The original equation was:

.2470 = .03((-1.5V2f) + 4.225)^2 + .045(V2f)^2

I added .045 V2f^2 to .0675 V2f^2 and then subtracted .2470 from .5355

and got:

.1075 V2f^2 - .3802 V2f + .2885

.3802 +/- √-.3802^2- 4 (.1075) (.2885) / 2(.1075)

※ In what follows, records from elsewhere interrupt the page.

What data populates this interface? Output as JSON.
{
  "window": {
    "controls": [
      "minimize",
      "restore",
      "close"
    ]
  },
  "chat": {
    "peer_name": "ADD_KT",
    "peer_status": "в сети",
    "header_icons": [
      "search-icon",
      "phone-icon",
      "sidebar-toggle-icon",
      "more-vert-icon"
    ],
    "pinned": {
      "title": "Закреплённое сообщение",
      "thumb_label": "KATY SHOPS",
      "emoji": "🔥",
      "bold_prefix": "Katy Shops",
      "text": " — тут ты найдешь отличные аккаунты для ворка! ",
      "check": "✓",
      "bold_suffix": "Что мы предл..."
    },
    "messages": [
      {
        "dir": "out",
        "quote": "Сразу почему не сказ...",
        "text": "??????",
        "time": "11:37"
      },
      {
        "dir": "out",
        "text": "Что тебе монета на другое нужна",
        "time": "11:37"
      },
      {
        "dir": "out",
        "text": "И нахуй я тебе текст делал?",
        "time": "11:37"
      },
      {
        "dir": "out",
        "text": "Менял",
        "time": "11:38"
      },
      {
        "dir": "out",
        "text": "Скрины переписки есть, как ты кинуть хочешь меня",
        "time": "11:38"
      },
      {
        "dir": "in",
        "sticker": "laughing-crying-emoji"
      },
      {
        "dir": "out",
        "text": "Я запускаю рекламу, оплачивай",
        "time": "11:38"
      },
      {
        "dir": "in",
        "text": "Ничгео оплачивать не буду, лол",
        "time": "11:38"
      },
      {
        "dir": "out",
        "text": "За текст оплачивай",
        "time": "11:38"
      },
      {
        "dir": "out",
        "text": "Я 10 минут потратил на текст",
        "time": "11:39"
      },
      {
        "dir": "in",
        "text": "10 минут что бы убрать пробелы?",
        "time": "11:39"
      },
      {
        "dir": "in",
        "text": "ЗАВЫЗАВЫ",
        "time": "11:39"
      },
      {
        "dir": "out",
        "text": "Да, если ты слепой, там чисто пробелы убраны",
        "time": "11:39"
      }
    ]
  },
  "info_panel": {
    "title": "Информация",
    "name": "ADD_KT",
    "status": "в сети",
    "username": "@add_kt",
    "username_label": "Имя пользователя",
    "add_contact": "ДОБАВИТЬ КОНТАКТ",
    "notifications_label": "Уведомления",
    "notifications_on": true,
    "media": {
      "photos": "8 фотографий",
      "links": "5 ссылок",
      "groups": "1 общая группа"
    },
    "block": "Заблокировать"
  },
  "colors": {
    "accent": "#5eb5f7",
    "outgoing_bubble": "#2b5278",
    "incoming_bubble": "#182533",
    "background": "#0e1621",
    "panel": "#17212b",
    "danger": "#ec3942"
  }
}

.3802 + √.1445 - .1240 / .215

.3802 + √.0205 / .215

.3802 + .1431 / .215

.5233 / .215 = 2.43

subtracting:

.3802 - .1431 /.215

.2371 / .215 = 1.10

Did I do something wrong because my book says the answers should be .88 and 2.23

Last edited:
ehild
Homework Helper
After distributing I got:

.0675 V2f^2 - .3802 V2f + .5355

The original equation was:

.2470 = .03((-1.5V2f) + 4.225)^2 + .045(V2f)^2

I added .045 V2f^2 to .0675 V2f^2 and then subtracted .2470 from .5355

and got:

.1075 V2f^2 - .3802 V2f + .2885

0.045 +0.0675 = 0.1125, so the quadratic equation is

0.1125 V2f^2 - 0.3802 V2f + 0.2885=0

.3802 +/- √-.3802^2- 4 (.1075) (.2885) / 2(.1075)

wrong.

$$v2f=\frac{-b\pm\sqrt{b^2-4ac}}{2a}}$$

we have:
a=0.1125
b=-0.3802
c=0.2885

$$v2f=\frac{0.3802\pm\sqrt{(-0.3802)^2-4 \cdot0.1125\cdot0.2885)}}{2\cdot0.1125}=\frac{0.3802\pm\sqrt{0.1445-0.1298}}{0.225}=\frac{0.3802\pm0.1212}{0.225}$$

One root is 2.23, the other is 1.15, just the same as if the balls did not collided.
So v2f= 2.23 m/s. Find v1f.

ehild

Okay, I plugged the numbers in and sure enough it was .88. Thank you very much for helping me with this problem. I'll review this problem because I m sure it will be on my test Tuesday.Once again, thank you.